Crítica: O Último Desafio (2013)

the-last-stand-2013O retorno de Arnold Schwarzenegger como protagonista não poderia ser melhor. Após uma longa ausência, o ator austríaco mostrou que não perdeu o carisma e nem a presença na tela. O Último Desafio não é uma obra-prima, mas é entretenimento de qualidade para quem procura por boas cenas de ação, violência e humor.

Talvez um tanto apagado pelo nome de Schwarzenegger, devemos ressaltar a presença do diretor sul-coreano Kim Jee-Woon. Ele chamou a atenção no ótimo e perturbador Eu Vi O Diabo, que possuia uma trama criativa e cenas de gore extremo. A transição para o cinema hollywoodiano fez Kim Jee-Woon pegar um pouco mais leve, mas o sangue não deixa de jorrar vermelho e rutilante em O Último Desafio. Além de tudo, fica clara a segurança do diretor na concepção das sequências de perseguições de carros, sempre buscando ângulos e movimentos de câmera que aumentam o impacto das cenas.

A história, no entanto, é bem absurda. Envolve um traficante que consegue escapar da polícia e está no caminho de uma cidadezinha onde acredita que poderá atravessar a fronteira para o México. Mas quem está trabalhando como xerife do local é Ray Owens (Schwarzenegger), que obviamente vai fazer de tudo para impedi-lo.

Esperem por clichês, forçadas de barra e reviravoltas supostamente surpreendentes, mas também por detalhes que adicionam humor e enriquecem o filme.

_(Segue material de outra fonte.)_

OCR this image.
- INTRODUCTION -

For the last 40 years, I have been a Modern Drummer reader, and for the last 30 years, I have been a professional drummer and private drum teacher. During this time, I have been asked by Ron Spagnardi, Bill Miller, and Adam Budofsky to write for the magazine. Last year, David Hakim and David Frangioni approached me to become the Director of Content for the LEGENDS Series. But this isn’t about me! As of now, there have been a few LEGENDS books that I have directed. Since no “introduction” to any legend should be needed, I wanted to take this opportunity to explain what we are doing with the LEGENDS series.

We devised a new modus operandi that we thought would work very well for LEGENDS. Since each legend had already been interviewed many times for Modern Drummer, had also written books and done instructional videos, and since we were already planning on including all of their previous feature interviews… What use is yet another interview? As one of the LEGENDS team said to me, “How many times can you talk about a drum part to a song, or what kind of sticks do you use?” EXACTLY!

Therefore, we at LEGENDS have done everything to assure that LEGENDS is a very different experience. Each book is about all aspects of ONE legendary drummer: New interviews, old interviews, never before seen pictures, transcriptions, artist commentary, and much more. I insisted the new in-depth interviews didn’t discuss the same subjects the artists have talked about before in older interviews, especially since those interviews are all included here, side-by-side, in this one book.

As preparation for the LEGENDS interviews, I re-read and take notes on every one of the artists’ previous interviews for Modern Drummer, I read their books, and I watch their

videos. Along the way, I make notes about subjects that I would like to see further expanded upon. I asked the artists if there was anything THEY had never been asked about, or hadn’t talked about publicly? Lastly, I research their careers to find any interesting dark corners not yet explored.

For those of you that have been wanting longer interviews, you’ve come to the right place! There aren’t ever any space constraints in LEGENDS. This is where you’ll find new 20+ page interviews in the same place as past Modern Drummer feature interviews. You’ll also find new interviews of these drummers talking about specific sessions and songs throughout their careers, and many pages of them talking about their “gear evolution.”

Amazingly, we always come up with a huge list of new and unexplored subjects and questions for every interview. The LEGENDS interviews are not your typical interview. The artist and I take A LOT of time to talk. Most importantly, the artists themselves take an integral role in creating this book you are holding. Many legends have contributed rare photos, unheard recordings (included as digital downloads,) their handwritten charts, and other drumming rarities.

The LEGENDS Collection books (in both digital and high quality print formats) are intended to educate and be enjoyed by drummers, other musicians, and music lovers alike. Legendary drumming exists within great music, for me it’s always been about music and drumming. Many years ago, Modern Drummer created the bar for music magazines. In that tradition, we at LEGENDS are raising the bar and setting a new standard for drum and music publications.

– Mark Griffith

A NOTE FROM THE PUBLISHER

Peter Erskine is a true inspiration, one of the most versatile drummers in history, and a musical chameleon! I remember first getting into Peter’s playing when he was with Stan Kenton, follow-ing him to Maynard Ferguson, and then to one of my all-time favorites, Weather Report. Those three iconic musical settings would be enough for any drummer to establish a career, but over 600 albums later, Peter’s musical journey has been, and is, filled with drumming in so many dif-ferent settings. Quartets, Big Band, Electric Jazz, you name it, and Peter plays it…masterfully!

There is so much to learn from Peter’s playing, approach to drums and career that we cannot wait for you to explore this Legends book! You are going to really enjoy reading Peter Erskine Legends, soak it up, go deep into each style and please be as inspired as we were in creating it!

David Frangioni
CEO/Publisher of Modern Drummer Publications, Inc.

Não podemos esperar algo realmente sério quando temos o típico vilão malvado por excelência ou quando um bandido resolver usar um lança-míssil em cima dos pacatos policiais, não é? O jeito é entrar na onda e foi justamente o que eu fiz. Como não rir ao ouvir alguém dizer que “temos um psicopata em um batmóvel” ou ao ver o personagem de Arnold botar um óculos para poder ler e reclamar da idade? Existem outros momentos bem divertidos, além de inusitadas e intensas cenas de morte.

Acho que vocês já sabem o que esperar de O Último Desafio, filme que me surpreendeu de uma maneira bem positiva.